What a tremendous route! This climb is not for the faint of heart 5.8+ lead climbers. The panoramic views once at top are worth the gray hairs. There is a 5.10 on the left side of this face which is better suited for a warm up before this 5.8.
By stickit
Sep 18, 2011
rating: 5.10b/c 6b 20 VII 20 E2 5b

The last moves up and around the last bolt feels 10b/c.
By Ramo D
Jun 8, 2014

Climbed this today and the moves don't seem out of line with 5.8ish, but the sequences are tricky. Getting around the 2nd roof was a bit of a puzzle, and then the last move to the anchors takes commitment. Warm-up on other routes before taking this one on.
By teece303
From: Highlands Ranch, CO
Aug 25, 2014
rating: 5.10b 6a+ 19 VII- 19 E2 5b PG13

Don't warm up on this route: even better, just don't climb it.

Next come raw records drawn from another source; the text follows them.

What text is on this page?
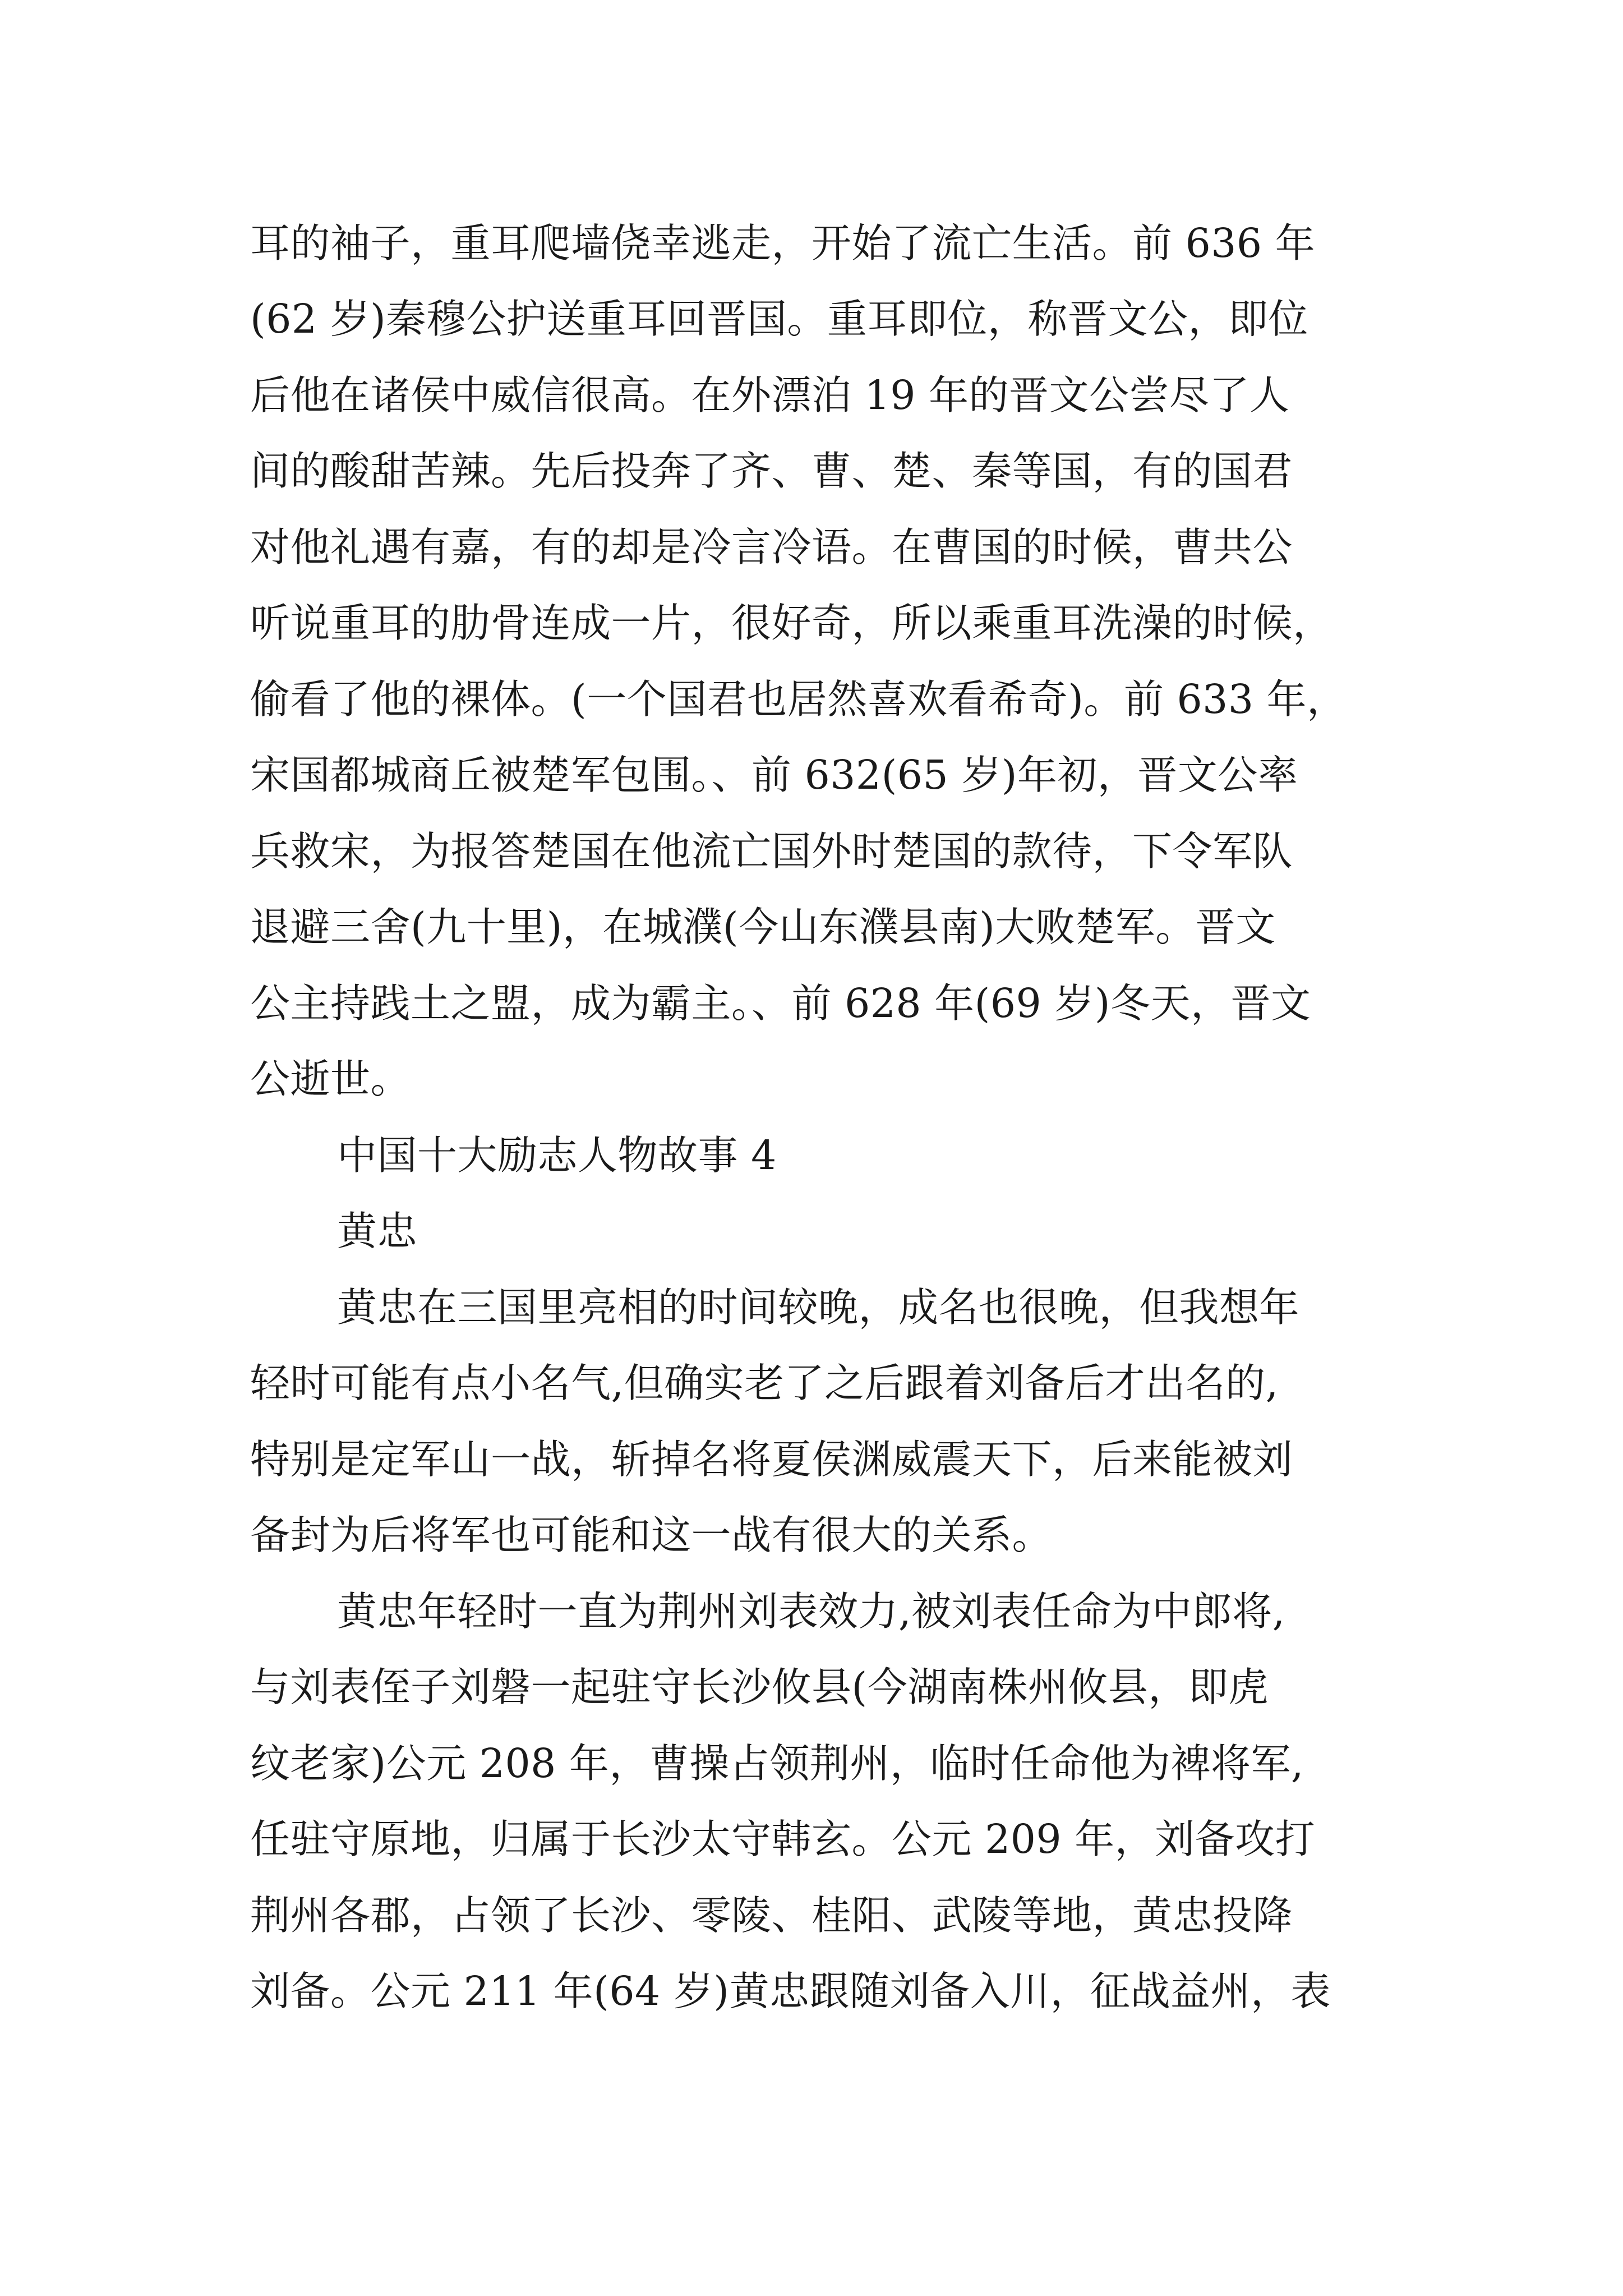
耳的袖子，重耳爬墙侥幸逃走，开始了流亡生活。前 636 年

(62 岁)秦穆公护送重耳回晋国。重耳即位，称晋文公，即位

后他在诸侯中威信很高。在外漂泊 19 年的晋文公尝尽了人

间的酸甜苦辣。先后投奔了齐、曹、楚、秦等国，有的国君

对他礼遇有嘉，有的却是冷言冷语。在曹国的时候，曹共公

听说重耳的肋骨连成一片，很好奇，所以乘重耳洗澡的时候，

偷看了他的裸体。(一个国君也居然喜欢看希奇)。前 633 年，

宋国都城商丘被楚军包围。、前 632(65 岁)年初，晋文公率

兵救宋，为报答楚国在他流亡国外时楚国的款待，下令军队

退避三舍(九十里)，在城濮(今山东濮县南)大败楚军。晋文

公主持践土之盟，成为霸主。、前 628 年(69 岁)冬天，晋文

公逝世。

中国十大励志人物故事 4

黄忠

黄忠在三国里亮相的时间较晚，成名也很晚，但我想年

轻时可能有点小名气,但确实老了之后跟着刘备后才出名的,

特别是定军山一战，斩掉名将夏侯渊威震天下，后来能被刘

备封为后将军也可能和这一战有很大的关系。

黄忠年轻时一直为荆州刘表效力,被刘表任命为中郎将,

与刘表侄子刘磐一起驻守长沙攸县(今湖南株州攸县，即虎

纹老家)公元 208 年，曹操占领荆州，临时任命他为裨将军,

任驻守原地，归属于长沙太守韩玄。公元 209 年，刘备攻打

荆州各郡，占领了长沙、零陵、桂阳、武陵等地，黄忠投降

刘备。公元 211 年(64 岁)黄忠跟随刘备入川，征战益州，表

I really loved everything I climbed on the Grendel, until I got to this. A goofy, wandering line with at least one clip placed to hurt a shorter climber. A goofy, out of character traverse to pull a roof that is nowhere near the universe of 5.8 climbing, topped off by a rap or lower that makes cleaning the route a pain.

And then the rating is sandbagged enough that a 5.8 climber could hurt themselves. Bummer of a route. Especially considering the respect I have for the route developers.
By Top Rope Hero
From: Was Estes Park, now homeless
Aug 3, 2015
rating: 5.9+ 5c 17 VI 17 E1 5a

This line reminds me of that ol' saying: Short people climb, tall people reach.

Def. sandbagged (the 5.9 Mother Grendel just to the left felt a full grade EASIER, and it was wet...). Def. an ankle breaker, too, if'n you blow a couple of the crux clips. I'm tall so had no problems, but my short(er) partner had a real nasty time of it inna couple of places.
By skye bacus
From: Lakewood, CO
Sep 14, 2015
rating: 5.10a/b 6a+ 19 VI+ 19 E2 5b

Super fun route with really neat roofs.

If you are less than 6ft tall, this is a 10a minimum. The last roof is comparable to some 10b's. There are tiny edges for feet, and you pull up on a left locked off crimp to high crimps on the right, while basically smearing. It might be much easier if you can just reach the good holds, which happen eventually, but if you are shorter, you are going to have to work up several crimps until you can maybe throw a right heel up. Very fun but definitely NOT a 5.8+.
By Bill Farrand
Jun 18, 2017
rating: 5.10b 6a+ 19 VII- 19 E2 5b PG13

Definitely harder for those without basketball player reach. I brought along some 1/2 to 1.5 cams and was able to put them in before some of the bolt placements which gave me some peace of mind in making those bolt clips.
By T G
From: Colorado
Jul 9, 2017
rating: 5.10a 6a 18 VI+ 18 E1 5a

The griping about this route is overstated. It's not 5.8+, but it's no more than .10a, and it's a fine .10a at that. One or two long slings at the top of the route could be beneficial for helping to manage rope drag.